Koziny będą tylko dla dwukierunkowych tramwajów, jednokierunkowe tramwaje wrócą tylko na nową pętlę
Tym samym za cztery lata powinna też już działać krańcówka Koziny, ale w nowej wersji. Pętla z 1967 r. została wyłączona z ruchu 4 listopada 2019 r. razem z torowiskiem na Srebrzyńskiej i Legionów. Powodem oczywiście był stan torowiska na Legionów zagrażający bezpieczeństwu pasażerów MPK-Łódź. Podczas wczorajszych konsultacji tramwajowych, dotyczących przebudowy Srebrzyńskiej, ZDiT przedstawił projekt weksla dla tramwajów dwukierunkowych, który ma powstać w miejscu dotychczasowej pętli Koziny. Zatem tramwaje wrócą na Koziny, ale już nie jednokierunkowe.

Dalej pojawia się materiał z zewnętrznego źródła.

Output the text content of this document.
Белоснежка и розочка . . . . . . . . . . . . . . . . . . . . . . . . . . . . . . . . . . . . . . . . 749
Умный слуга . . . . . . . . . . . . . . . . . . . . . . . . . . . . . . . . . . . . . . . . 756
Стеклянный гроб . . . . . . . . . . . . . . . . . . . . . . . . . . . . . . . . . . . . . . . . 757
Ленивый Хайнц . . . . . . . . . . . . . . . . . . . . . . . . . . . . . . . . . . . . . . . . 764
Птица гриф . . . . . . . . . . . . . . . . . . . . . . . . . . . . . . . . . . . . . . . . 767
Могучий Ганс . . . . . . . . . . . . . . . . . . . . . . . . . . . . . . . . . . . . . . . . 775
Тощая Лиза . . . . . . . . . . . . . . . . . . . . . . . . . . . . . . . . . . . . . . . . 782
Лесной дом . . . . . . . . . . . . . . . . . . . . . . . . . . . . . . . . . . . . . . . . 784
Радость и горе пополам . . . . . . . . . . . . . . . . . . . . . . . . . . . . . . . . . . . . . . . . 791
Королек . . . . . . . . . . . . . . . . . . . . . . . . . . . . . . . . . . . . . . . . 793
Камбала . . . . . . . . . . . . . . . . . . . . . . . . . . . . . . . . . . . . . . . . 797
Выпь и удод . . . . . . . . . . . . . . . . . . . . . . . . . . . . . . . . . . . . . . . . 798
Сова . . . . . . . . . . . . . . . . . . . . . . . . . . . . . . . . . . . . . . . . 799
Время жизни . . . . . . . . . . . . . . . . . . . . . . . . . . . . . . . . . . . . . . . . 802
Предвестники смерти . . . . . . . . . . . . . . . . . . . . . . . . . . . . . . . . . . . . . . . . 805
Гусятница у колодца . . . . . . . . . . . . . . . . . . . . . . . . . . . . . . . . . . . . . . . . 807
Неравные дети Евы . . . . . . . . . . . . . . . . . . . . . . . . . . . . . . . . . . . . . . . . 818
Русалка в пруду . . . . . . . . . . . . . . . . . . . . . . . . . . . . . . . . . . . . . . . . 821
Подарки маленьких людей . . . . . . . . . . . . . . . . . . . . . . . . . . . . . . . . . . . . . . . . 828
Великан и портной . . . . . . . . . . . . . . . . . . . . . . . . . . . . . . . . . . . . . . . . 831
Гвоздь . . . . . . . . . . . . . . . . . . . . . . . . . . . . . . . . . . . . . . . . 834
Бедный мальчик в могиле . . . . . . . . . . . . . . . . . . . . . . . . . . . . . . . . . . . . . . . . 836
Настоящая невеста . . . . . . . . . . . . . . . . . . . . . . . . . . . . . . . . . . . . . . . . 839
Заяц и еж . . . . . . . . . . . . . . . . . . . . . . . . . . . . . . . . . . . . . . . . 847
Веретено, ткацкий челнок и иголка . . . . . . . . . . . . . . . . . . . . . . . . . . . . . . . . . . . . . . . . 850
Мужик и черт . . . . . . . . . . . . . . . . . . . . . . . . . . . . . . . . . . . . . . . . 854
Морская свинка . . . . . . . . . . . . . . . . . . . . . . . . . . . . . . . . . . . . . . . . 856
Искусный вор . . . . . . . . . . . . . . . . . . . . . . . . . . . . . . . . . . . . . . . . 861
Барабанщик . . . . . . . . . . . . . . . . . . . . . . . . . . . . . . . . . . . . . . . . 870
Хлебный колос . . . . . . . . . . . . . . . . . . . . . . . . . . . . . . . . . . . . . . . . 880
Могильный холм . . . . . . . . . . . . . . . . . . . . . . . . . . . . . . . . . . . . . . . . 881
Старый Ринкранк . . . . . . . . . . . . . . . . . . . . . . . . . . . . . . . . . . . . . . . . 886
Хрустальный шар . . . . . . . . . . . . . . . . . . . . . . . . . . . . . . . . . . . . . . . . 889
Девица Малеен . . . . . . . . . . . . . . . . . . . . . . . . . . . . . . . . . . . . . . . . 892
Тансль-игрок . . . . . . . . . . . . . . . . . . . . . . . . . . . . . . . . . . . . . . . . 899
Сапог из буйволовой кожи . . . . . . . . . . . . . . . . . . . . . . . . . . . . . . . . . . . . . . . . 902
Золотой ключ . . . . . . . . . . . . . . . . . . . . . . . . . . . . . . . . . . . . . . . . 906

Natomiast pętla, z której mogłyby korzystać tramwaje jednokierunkowe, powstanie przy stacji Łódź Koziny, czyli u zbiegu Włókniarzy i Drewnowskiej. Nie ma jednak jeszcze wyznaczonego terminu, do którego ma powstać nowa pętla.
Zdrowie wróci z zakończeniem modernizacji trasy do Konstantynowa
Szybciej tramwaje wrócą na pętlę Zdrowie (1950 r.), którą wyłączono z eksploatacji 19 kwietnia 2021 r.. Zgodne z planem ruch na niej powinien zostać wznowiony po ukończeniu modernizacji trasy tramwajowej do Konstantynowa, czyli jesienią tego roku. Jednak inwestycja ta uwzględnia tylko docinek do Krakowskiej, a tory między Unii a pętlą Zdrowie też wymagają pilnego remontu.

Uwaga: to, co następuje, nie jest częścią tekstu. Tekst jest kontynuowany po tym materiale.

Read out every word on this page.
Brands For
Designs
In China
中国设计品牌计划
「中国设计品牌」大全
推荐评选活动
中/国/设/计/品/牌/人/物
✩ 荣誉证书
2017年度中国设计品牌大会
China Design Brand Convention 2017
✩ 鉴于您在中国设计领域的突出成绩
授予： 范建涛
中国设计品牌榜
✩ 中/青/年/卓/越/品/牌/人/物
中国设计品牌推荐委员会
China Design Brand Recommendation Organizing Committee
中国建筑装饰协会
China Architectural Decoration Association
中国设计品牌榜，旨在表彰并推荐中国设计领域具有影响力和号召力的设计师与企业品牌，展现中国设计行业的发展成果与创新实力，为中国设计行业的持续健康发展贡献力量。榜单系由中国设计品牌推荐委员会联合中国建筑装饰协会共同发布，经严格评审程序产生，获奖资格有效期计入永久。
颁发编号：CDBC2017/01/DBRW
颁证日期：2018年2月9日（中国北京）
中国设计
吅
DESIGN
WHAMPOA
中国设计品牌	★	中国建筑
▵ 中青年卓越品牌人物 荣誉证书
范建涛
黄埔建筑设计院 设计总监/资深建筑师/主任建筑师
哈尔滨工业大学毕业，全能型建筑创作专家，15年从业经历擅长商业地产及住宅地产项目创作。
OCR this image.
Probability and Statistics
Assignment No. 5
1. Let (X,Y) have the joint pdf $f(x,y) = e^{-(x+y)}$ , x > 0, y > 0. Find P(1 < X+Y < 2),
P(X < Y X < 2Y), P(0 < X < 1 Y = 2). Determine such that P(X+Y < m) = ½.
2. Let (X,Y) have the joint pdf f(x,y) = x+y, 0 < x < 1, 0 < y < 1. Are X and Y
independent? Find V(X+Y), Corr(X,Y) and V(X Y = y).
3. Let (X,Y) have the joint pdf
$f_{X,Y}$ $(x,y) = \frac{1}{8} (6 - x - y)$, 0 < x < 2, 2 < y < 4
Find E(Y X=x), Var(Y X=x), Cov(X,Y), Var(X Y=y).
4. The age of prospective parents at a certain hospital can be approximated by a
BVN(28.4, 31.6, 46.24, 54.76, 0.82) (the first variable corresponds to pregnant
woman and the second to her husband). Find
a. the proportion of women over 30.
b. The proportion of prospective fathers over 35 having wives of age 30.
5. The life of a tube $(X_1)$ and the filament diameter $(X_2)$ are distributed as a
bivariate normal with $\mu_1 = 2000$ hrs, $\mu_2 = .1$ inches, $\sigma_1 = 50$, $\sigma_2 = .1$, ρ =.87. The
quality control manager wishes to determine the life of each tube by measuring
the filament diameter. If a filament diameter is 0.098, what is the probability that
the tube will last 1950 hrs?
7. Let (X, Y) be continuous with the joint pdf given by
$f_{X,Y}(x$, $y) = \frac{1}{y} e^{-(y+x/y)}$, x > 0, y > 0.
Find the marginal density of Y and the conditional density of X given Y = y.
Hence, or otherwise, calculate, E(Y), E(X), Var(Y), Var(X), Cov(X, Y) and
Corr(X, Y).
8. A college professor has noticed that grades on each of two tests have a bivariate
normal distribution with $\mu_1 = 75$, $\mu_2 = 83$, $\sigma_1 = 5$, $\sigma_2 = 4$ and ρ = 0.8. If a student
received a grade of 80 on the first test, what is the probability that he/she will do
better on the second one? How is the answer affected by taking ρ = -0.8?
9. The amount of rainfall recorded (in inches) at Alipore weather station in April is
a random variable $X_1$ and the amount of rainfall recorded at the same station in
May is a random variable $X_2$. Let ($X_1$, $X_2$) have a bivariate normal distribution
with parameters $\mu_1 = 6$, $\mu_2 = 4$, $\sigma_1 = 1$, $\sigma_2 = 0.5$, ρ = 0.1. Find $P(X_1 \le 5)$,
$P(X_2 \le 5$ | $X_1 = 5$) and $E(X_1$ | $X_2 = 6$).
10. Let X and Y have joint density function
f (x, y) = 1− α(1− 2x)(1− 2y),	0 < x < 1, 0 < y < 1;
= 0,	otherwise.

– Remont torowiska obejmuje Zieloną, Legionów, Konstantynowską i Srebrzyńską, czyli wszystkie niezbędnego do tego torowiska na tym terenie. W zależności od prac i dostępności tramwaj z Konstantynowa będzie mógł dojechać do Zdrowia lub do Legionów/Włókniarzy – tłumaczy Tomasz Andrzejewski.
Zanim tramwaje wrócą, trzeba mieć plan jak wysłać je na trasę do Konstantynowa
Przebudowa kilku torowisk w pobliżu to spory problem logistyczny m.in. przy wyjazdach tramwajów na linię konstantynowską. ZDiT miał niedawno pomysł by linię tę obsługiwały wyłącznie wagony dwukierunkowe. Tramwaje miałyby jechać od strony dworca Łódź Kaliska po Włókniarzy i zatrzymywać się tuż za Legionów. Następnie motorniczy miał zmieniać kabinę i „cofać” wagonem skręcając w lewo. Na wysokości stacji benzynowej przy Legionów planowano zamontować tzw. nakładkę do zmiany kierunku jazdy. Stąd tramwaje miałyby kursować w stronę Konstantynowa Łódzkiego. Problem jest w tym, że MPK-Łódź póki co posiada tylko dwie takie nakładki i obie są aktualnie wykorzystywane (RCKiK oraz Rydza-Śmigłego). Zatem do realizacji tego pomysłu musiałaby się zakończyć albo modernizacja Wojska Polskiego albo Śmigłego-Rydza. Niestety kolejny problem pojawia się przy zjazdach. Na skrzyżowaniu Włókniarzy-Legionów nie ma żadnych łuków torowych więc ewentualne zjazdy musiałby by być realizowane… przez Dw. Łódź Żabieniec.
Wkrótce przetarg na modernizację torowiska na Śmigłego-Rydza między Dąbrowskiego a Śląską
Najdłużej, bo od 18 sierpnia 2018 r. nieczynna jest pętla Dąbrowa Niższa, czyli tzw. Śląska. Obecnie składowane są na niej materiały budowlane. Najwyraźniej proroczo, bo wkrótce ma zostać ogłoszony przetarg na przebudowę torowiska na Śmigłego-Rydza od Dąbrowskiego do Śląskiej. Odpowiedź na to, kiedy tramwaje wrócą na pętlę, dadzą wytyczne w specyfikacji przetargowej.